Hyaluronic acid quantification was performed in two independent experiments. Isolates were grown in THB medium until mid-logarithmic phase, as described in Hollands et al. [22]. Five milliliters of the culture (OD₆₀₀, 0,4) were centrifuged at 5000 g for 10 min. Then, supernatants were discarded and pellets of bacteria were resuspended into 500 μl of deionized water. Serial dilutions of bacterial suspension were plated on blood agar growth medium and incubated to calibrate the suspension in colony-forming unit (CFU) per ml. Four hundred microliters were mixed with 1 ml of chloroform, 1-millimeter beads and mechanically shaken with a Precellys Evolution Homogenizer (Bertin Instruments, Montigny-le-Bretonneux), three times for 30 sec at 6800 rpm. Tubes were then centrifugated at 13000 g for 10 min. Hyaluronic acid concentration in the aqueous phase was determined using Corgenix Hyaluronic Acid kit according to manufacturer’s instructions.
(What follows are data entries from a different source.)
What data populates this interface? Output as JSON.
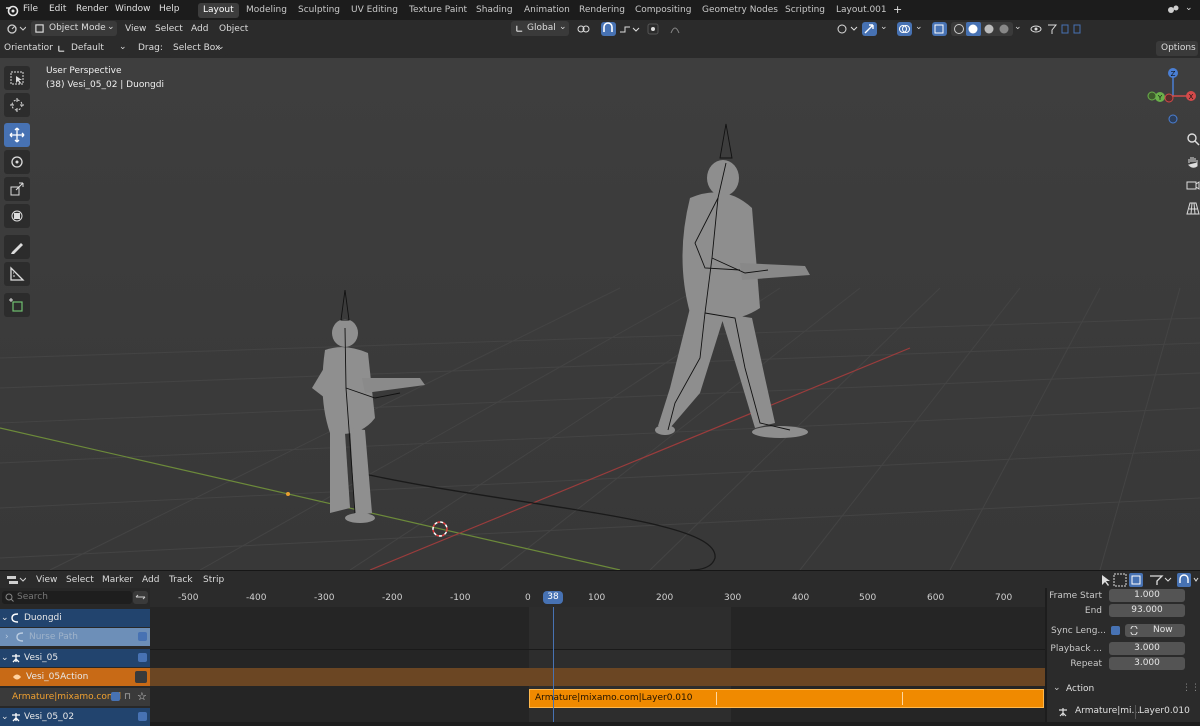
{
  "topbar": {
    "menus": [
      "File",
      "Edit",
      "Render",
      "Window",
      "Help"
    ],
    "workspaces": [
      "Layout",
      "Modeling",
      "Sculpting",
      "UV Editing",
      "Texture Paint",
      "Shading",
      "Animation",
      "Rendering",
      "Compositing",
      "Geometry Nodes",
      "Scripting",
      "Layout.001"
    ],
    "active_workspace": "Layout"
  },
  "header": {
    "mode": "Object Mode",
    "menus": [
      "View",
      "Select",
      "Add",
      "Object"
    ],
    "transform_orientation": "Global"
  },
  "tool_options": {
    "orientation_label": "Orientation:",
    "orientation_value": "Default",
    "drag_label": "Drag:",
    "drag_value": "Select Box",
    "options_label": "Options"
  },
  "viewport": {
    "perspective_label": "User Perspective",
    "object_label": "(38) Vesi_05_02 | Duongdi",
    "gizmo_axes": {
      "z": "Z",
      "x": "X",
      "y": "Y"
    }
  },
  "timeline": {
    "menus": [
      "View",
      "Select",
      "Marker",
      "Add",
      "Track",
      "Strip"
    ],
    "search_placeholder": "Search",
    "ruler_ticks": [
      "-500",
      "-400",
      "-300",
      "-200",
      "-100",
      "0",
      "100",
      "200",
      "300",
      "400",
      "500",
      "600",
      "700"
    ],
    "current_frame": "38",
    "tracks": [
      {
        "name": "Duongdi",
        "kind": "object"
      },
      {
        "name": "Nurse Path",
        "kind": "path"
      },
      {
        "name": "Vesi_05",
        "kind": "object"
      },
      {
        "name": "Vesi_05Action",
        "kind": "action"
      },
      {
        "name": "Armature|mixamo.com|l",
        "kind": "strip-track"
      },
      {
        "name": "Vesi_05_02",
        "kind": "object"
      }
    ],
    "strip_label": "Armature|mixamo.com|Layer0.010"
  },
  "properties": {
    "frame_start_label": "Frame Start",
    "frame_start_value": "1.000",
    "end_label": "End",
    "end_value": "93.000",
    "sync_label": "Sync Leng...",
    "sync_now": "Now",
    "playback_label": "Playback ...",
    "playback_value": "3.000",
    "repeat_label": "Repeat",
    "repeat_value": "3.000",
    "action_section": "Action",
    "action_value": "Armature|mi...",
    "action_layer": "Layer0.010"
  },
  "colors": {
    "accent": "#4772b3",
    "strip": "#f08a00",
    "action_track": "#c86a16"
  }
}
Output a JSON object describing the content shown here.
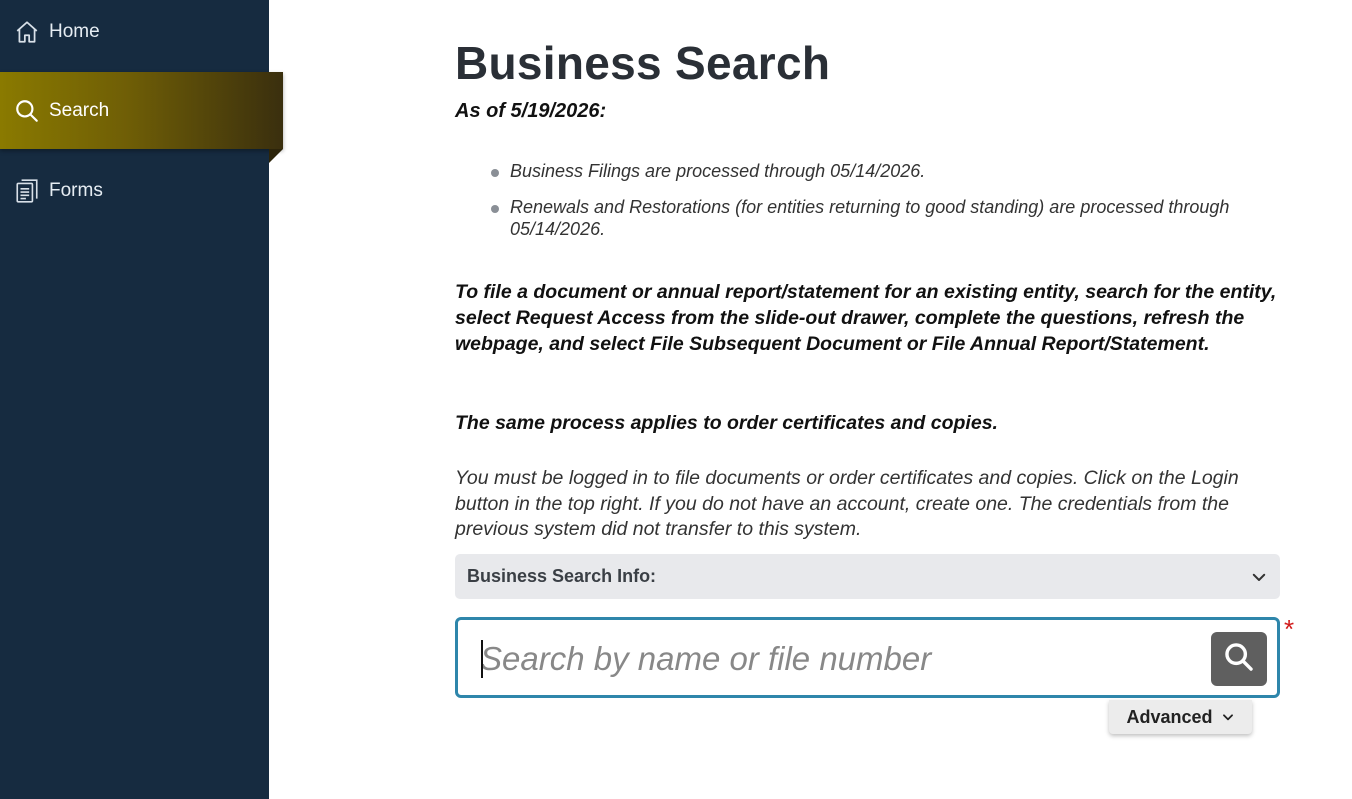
{
  "sidebar": {
    "items": [
      {
        "label": "Home",
        "icon": "home-icon",
        "active": false
      },
      {
        "label": "Search",
        "icon": "search-icon",
        "active": true
      },
      {
        "label": "Forms",
        "icon": "forms-icon",
        "active": false
      }
    ]
  },
  "main": {
    "title": "Business Search",
    "as_of": "As of 5/19/2026:",
    "bullets": [
      "Business Filings are processed through 05/14/2026.",
      "Renewals and Restorations (for entities returning to good standing) are processed through 05/14/2026."
    ],
    "instruction": "To file a document or annual report/statement for an existing entity, search for the entity, select Request Access from the slide-out drawer, complete the questions, refresh the webpage, and select File Subsequent Document or File Annual Report/Statement.",
    "same_process": "The same process applies to order certificates and copies.",
    "login_note": "You must be logged in to file documents or order certificates and copies. Click on the Login button in the top right. If you do not have an account, create one. The credentials from the previous system did not transfer to this system.",
    "info_bar_label": "Business Search Info:",
    "search": {
      "placeholder": "Search by name or file number",
      "value": "",
      "required_mark": "*"
    },
    "advanced_label": "Advanced"
  },
  "colors": {
    "sidebar_bg": "#162b40",
    "active_gold": "#8a7a00",
    "search_border": "#2e86ab",
    "required": "#d11a1a"
  }
}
Resistome and antibiotic susceptibility testing

Antibiotic resistance genes were identified using Resfinder version 2.1 with a threshold of 98% identity and 60% query coverage [23]. A manual search for known mutations in parC, gyrA, folA and folP was performed. Minimal inhibitory concentration for each isolate was determined using VITEK® 2 AST Cards (Biomérieux, France).

Results

Isolates and clinical presentations

Eleven S. pyogenes isolates were included in this study. Five out of six patients with complicated pneumonia were pediatric patients, whereas skin and soft tissues as well as joint infections were seen only in adult patients (Table 1). A report could be sent after less than 10 days after the reception of the strains in our laboratory.

Table 1.

List of the isolates and the clinical presentations

Identifier	Gender	Age (years)	Sample	Primary diagnosis	Secondary diagnosis	Outcome
ISR1	F	1	Blood culture	Complicated pneumonia with bilateral empyemas and TSS	RSV Bronchiolitis	Good
ISR2	M	1	Pleural fluid	Complicated pneumonia with parapneumonic effusion	RSV infection	Good
ISR3	M	4	Blood culture	Complicated pneumonia with parapneumonic effusion and TSS	Influenza A infection	Good
ISR4	M	6	Pharyngeal swab	Oto-mastoiditis with subsequent meningitis and TSS	Influenza B infection	Good
ISR5	F	47	Blood culture	Pneumonia complicated by ARDS	–	Good
ISR6	F	1	Post-mortem, pleural fluid	Complicated pneumonia with parapneumonic effusion and TSS	–	Death
ISR7	M	49	Blood culture	Skin and soft tissues infection (cellulitis)	–	Good
ISR8	M	79	Blood culture	Skin and soft tissues infection (cellulitis) complicated by deep venous thrombosis and acute renal failure	–	Good
ISR9	F	58	Blood culture	Septic arthritis	–	Good
ISR10	F	76	Blood culture	Skin and soft tissues infection complicated by TSS	–	Good
ISR11	F	15	Blood culture	Complicated pneumonia with parapneumonic effusion	–	Good

F female, M male, ARDS acute respiratory distress syndrome, TSS toxic shock syndrome, RSV respiratory syncytial virus

emm-type and MLST

Eight different emm-types were detected (Table 2). Three emm-types were recovered twice among the isolates: emm1, emm22 and emm28. Multilocus sequence typing was more discriminant and allowed the identification of nine different ST-types (Table 2). Eight ST-types were detected with all the loci matching exactly against the pubMLST database. ISR2 bore a new allele of murI (110), which was submitted to the database as well as its new ST-type. In summary, emm-typing and MLST did not allow discrimination between three and two pairs of strains, respectively.

Table 2.

emm-types, emm-clusters and multi-locus sequence typing (ST types and the allelic profiles corresponding to the 7 loci)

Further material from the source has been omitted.